Consider the simple numerical example below:

Suppose we would like to fit a straight-line relationship to the following data:

\(X\) 1 2 3 4 5 6
\(Y\) 7 8 12 13 14 18

The problem is to use this information to measure the intercept and the gradient for this data set.

A simple way to do this is to draw what is considered to be the line of best fit by judgement or guesswork! 😁😉

The intercept can be read off the graph as approximately \(5\), and the gradient can be simply measured since if \(X = 0\) then \(Y = 5\), and if \(X = 5\) then \(Y = 15\), so for a change in \(X\) of \(5\) units (from 0 to 5) \(Y\) changes by \(10\), from \(5\) to \(15\). The definition of the gradient is The change in Y for a unit increase in X hence the gradient for this data set is \(10/5 = 2\).

The straight-line relationship obtained by this process is \[\hat{Y} = 5 + 2*X\].
Note, \(\hat{Y}\) is a notation for the value of \(Y\) as predicted by the straight-line relationship.

We can add more information about the predicted values of \(Y\) by the “estimated” model to our table, so that we have

X Y \(\hat{Y}\) \({Y - \hat{Y}}\)
1 7 7.00 0.00
2 8 9.00 -1.00
3 12 11.00 1.00
4 13 13.00 0.00
5 14 15.00 -1.00
6 18 17.00 1.00

Looking at the information contained in the previous plot, the column headed \(\hat{Y}\) contains the predicted values of \(Y\) for the values of \(X\). For example, the first value of \(\hat{Y}\) is when \(X = 1\) and \(Yp = 5 + 2*X\) so \(\hat{Y} = 5 +2*1 = 7\). The column headed \((Y - \hat{Y})\) is the difference between the actual value and the value predicted by the line. For example when \(X = 1\), \(Y = 7\) and \(\hat{Y} = 7\) so the predicted value lies on the line, as can be seen in the graph. For the value \(X = 2\) the actual value lies \(1\) unit below the line, as can also be seen from the graph.

The column \((Y - \hat{Y})\) measures the disagreement between the actual data and the line and a sensible strategy is to make this level of disagreement as small as possible. Referring to the graph on the table above notice that sometimes the actual data value is below the line and sometimes it is above the line, so on average the value will be close to zero. In this particular example the sum of the \((Y - \hat{Y})\) values add up to zero (in a more conventional notation \(\Sigma(Y - \hat{Y}) = 0\)). The quantity \(\Sigma(Y - \hat{Y})\) does not seem to be a satisfactory measure of disagreement, because there are a number of different lines with the property \(\Sigma(Y - \hat{Y}) = 0\).
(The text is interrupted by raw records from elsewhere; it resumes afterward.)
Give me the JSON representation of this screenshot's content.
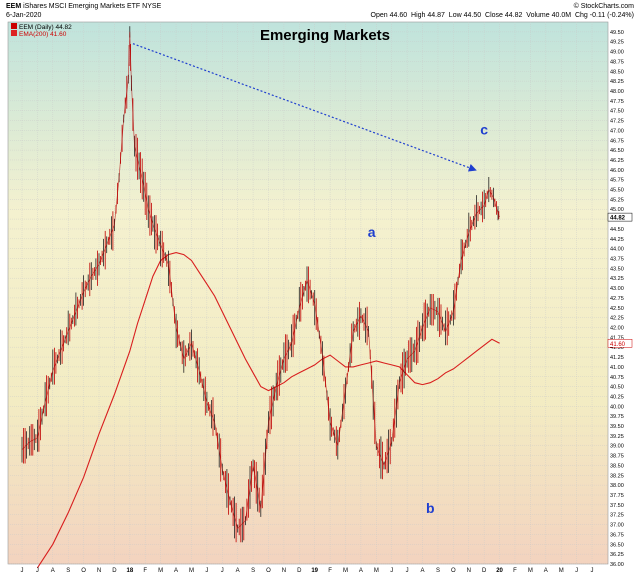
{
  "header": {
    "symbol": "EEM",
    "name": "iShares MSCI Emerging Markets ETF",
    "exchange": "NYSE",
    "source": "© StockCharts.com",
    "date": "6-Jan-2020",
    "quote": {
      "open_label": "Open",
      "open": "44.60",
      "high_label": "High",
      "high": "44.87",
      "low_label": "Low",
      "low": "44.50",
      "close_label": "Close",
      "close": "44.82",
      "volume_label": "Volume",
      "volume": "40.0M",
      "chg_label": "Chg",
      "chg": "-0.11 (-0.24%)"
    }
  },
  "legend": [
    {
      "label": "EEM (Daily) 44.82",
      "color": "#cc0000"
    },
    {
      "label": "EMA(200) 41.60",
      "color": "#dd2222"
    }
  ],
  "chart_data": {
    "type": "line",
    "title": "Emerging Markets",
    "ylim": [
      36.0,
      49.75
    ],
    "yticks": [
      36.0,
      36.25,
      36.5,
      36.75,
      37.0,
      37.25,
      37.5,
      37.75,
      38.0,
      38.25,
      38.5,
      38.75,
      39.0,
      39.25,
      39.5,
      39.75,
      40.0,
      40.25,
      40.5,
      40.75,
      41.0,
      41.25,
      41.5,
      41.75,
      42.0,
      42.25,
      42.5,
      42.75,
      43.0,
      43.25,
      43.5,
      43.75,
      44.0,
      44.25,
      44.5,
      44.75,
      45.0,
      45.25,
      45.5,
      45.75,
      46.0,
      46.25,
      46.5,
      46.75,
      47.0,
      47.25,
      47.5,
      47.75,
      48.0,
      48.25,
      48.5,
      48.75,
      49.0,
      49.25,
      49.5
    ],
    "ytick_labels": [
      "36.00",
      "36.25",
      "36.50",
      "36.75",
      "37.00",
      "37.25",
      "37.50",
      "37.75",
      "38.00",
      "38.25",
      "38.50",
      "38.75",
      "39.00",
      "39.25",
      "39.50",
      "39.75",
      "40.00",
      "40.25",
      "40.50",
      "40.75",
      "41.00",
      "41.25",
      "41.50",
      "41.75",
      "42.00",
      "42.25",
      "42.50",
      "42.75",
      "43.00",
      "43.25",
      "43.50",
      "43.75",
      "44.00",
      "44.25",
      "44.50",
      "44.75",
      "45.00",
      "45.25",
      "45.50",
      "45.75",
      "46.00",
      "46.25",
      "46.50",
      "46.75",
      "47.00",
      "47.25",
      "47.50",
      "47.75",
      "48.00",
      "48.25",
      "48.50",
      "48.75",
      "49.00",
      "49.25",
      "49.50"
    ],
    "x_months": [
      "J",
      "J",
      "A",
      "S",
      "O",
      "N",
      "D",
      "18",
      "F",
      "M",
      "A",
      "M",
      "J",
      "J",
      "A",
      "S",
      "O",
      "N",
      "D",
      "19",
      "F",
      "M",
      "A",
      "M",
      "J",
      "J",
      "A",
      "S",
      "O",
      "N",
      "D",
      "20",
      "F",
      "M",
      "A",
      "M",
      "J",
      "J"
    ],
    "xlim": [
      0,
      37
    ],
    "price_series": {
      "name": "EEM (Daily)",
      "x": [
        0,
        0.5,
        1,
        1.5,
        2,
        2.5,
        3,
        3.5,
        4,
        4.5,
        5,
        5.5,
        6,
        6.3,
        6.6,
        6.9,
        7.0,
        7.1,
        7.3,
        7.6,
        7.9,
        8.2,
        8.6,
        9,
        9.5,
        10,
        10.5,
        11,
        11.5,
        12,
        12.5,
        13,
        13.5,
        14,
        14.5,
        15,
        15.5,
        16,
        16.5,
        17,
        17.5,
        18,
        18.5,
        19,
        19.5,
        20,
        20.5,
        21,
        21.5,
        22,
        22.5,
        23,
        23.5,
        24,
        24.5,
        25,
        25.5,
        26,
        26.5,
        27,
        27.5,
        28,
        28.5,
        29,
        29.5,
        30,
        30.3,
        30.6,
        30.9,
        31.0
      ],
      "y": [
        38.9,
        39.1,
        39.2,
        40.1,
        40.9,
        41.4,
        41.9,
        42.4,
        42.9,
        43.3,
        43.6,
        44.1,
        44.6,
        45.8,
        47.3,
        48.3,
        49.5,
        48.2,
        46.6,
        46.1,
        45.6,
        45.0,
        44.5,
        44.1,
        43.6,
        42.0,
        41.2,
        41.6,
        40.9,
        40.1,
        39.6,
        38.4,
        37.6,
        36.9,
        37.1,
        38.5,
        37.4,
        39.6,
        40.5,
        41.2,
        41.6,
        42.5,
        43.2,
        42.6,
        41.3,
        39.6,
        39.0,
        40.4,
        41.9,
        42.3,
        41.9,
        39.0,
        38.5,
        39.1,
        40.6,
        41.2,
        41.4,
        42.0,
        42.5,
        42.4,
        41.9,
        42.4,
        43.7,
        44.4,
        44.9,
        45.1,
        45.5,
        45.3,
        44.9,
        44.8
      ]
    },
    "ema_series": {
      "name": "EMA(200)",
      "x": [
        1,
        2,
        3,
        4,
        5,
        6,
        7,
        7.5,
        8,
        8.5,
        9,
        9.5,
        10,
        10.5,
        11,
        11.5,
        12,
        12.5,
        13,
        13.5,
        14,
        14.5,
        15,
        15.5,
        16,
        16.5,
        17,
        17.5,
        18,
        18.5,
        19,
        19.5,
        20,
        20.5,
        21,
        21.5,
        22,
        22.5,
        23,
        23.5,
        24,
        24.5,
        25,
        25.5,
        26,
        26.5,
        27,
        27.5,
        28,
        28.5,
        29,
        29.5,
        30,
        30.5,
        31
      ],
      "y": [
        35.9,
        36.5,
        37.3,
        38.2,
        39.3,
        40.3,
        41.4,
        42.1,
        42.7,
        43.3,
        43.7,
        43.85,
        43.9,
        43.85,
        43.7,
        43.4,
        43.1,
        42.8,
        42.4,
        42.0,
        41.6,
        41.2,
        40.85,
        40.5,
        40.4,
        40.5,
        40.6,
        40.75,
        40.85,
        40.95,
        41.05,
        41.2,
        41.3,
        41.15,
        41.0,
        41.0,
        41.05,
        41.1,
        41.15,
        41.1,
        41.05,
        41.0,
        40.8,
        40.6,
        40.55,
        40.6,
        40.7,
        40.85,
        40.95,
        41.1,
        41.25,
        41.4,
        41.55,
        41.7,
        41.6
      ]
    },
    "trendline": {
      "x": [
        7.2,
        29.4
      ],
      "y": [
        49.2,
        46.0
      ],
      "color": "#1f3fcf"
    },
    "annotations": [
      {
        "text": "a",
        "x": 22.7,
        "y": 44.3
      },
      {
        "text": "b",
        "x": 26.5,
        "y": 37.3
      },
      {
        "text": "c",
        "x": 30.0,
        "y": 46.9
      }
    ],
    "last_price_label": "44.82",
    "ema_price_label": "41.60",
    "grid": true
  }
}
A way of obtaining a satisfactory measure of disagreement is to square the individual \((Y - \hat{Y})\) values and add them up. i.e. obtain the quantity \(\Sigma(Y - \hat{Y})^2\). The result is always a positive number since the square of a negative number is positive. If this quantity is then chosen to be as small as possible then the level of disagreement between the actual data points and the fitted line is the least. This provides a criterion for the choice of the best line.

The quantity \(\Sigma(Y - \hat{Y})^2\) can be easily calculated and added to our table

X Y \(\hat{Y}\) \({Y - \hat{Y}}\) \((Y - \hat{Y})^2\)
1 7 7.00 0.00 0
2 8 9.00 -1.00 1
3 12 11.00 1.00 1
4 13 13.00 0.00 0
5 14 15.00 -1.00 1
6 18 17.00 1.00 1

The quantity \(\Sigma(Y - \hat{Y})^2\) is a measure of the disagreement between the actual \(Y\) values and the values predicted by the line. If this value is chosen to be as small as possible then the disagreement between the actual Y values and the line is the smallest it could possibly be, hence the line is The line of Best Fit.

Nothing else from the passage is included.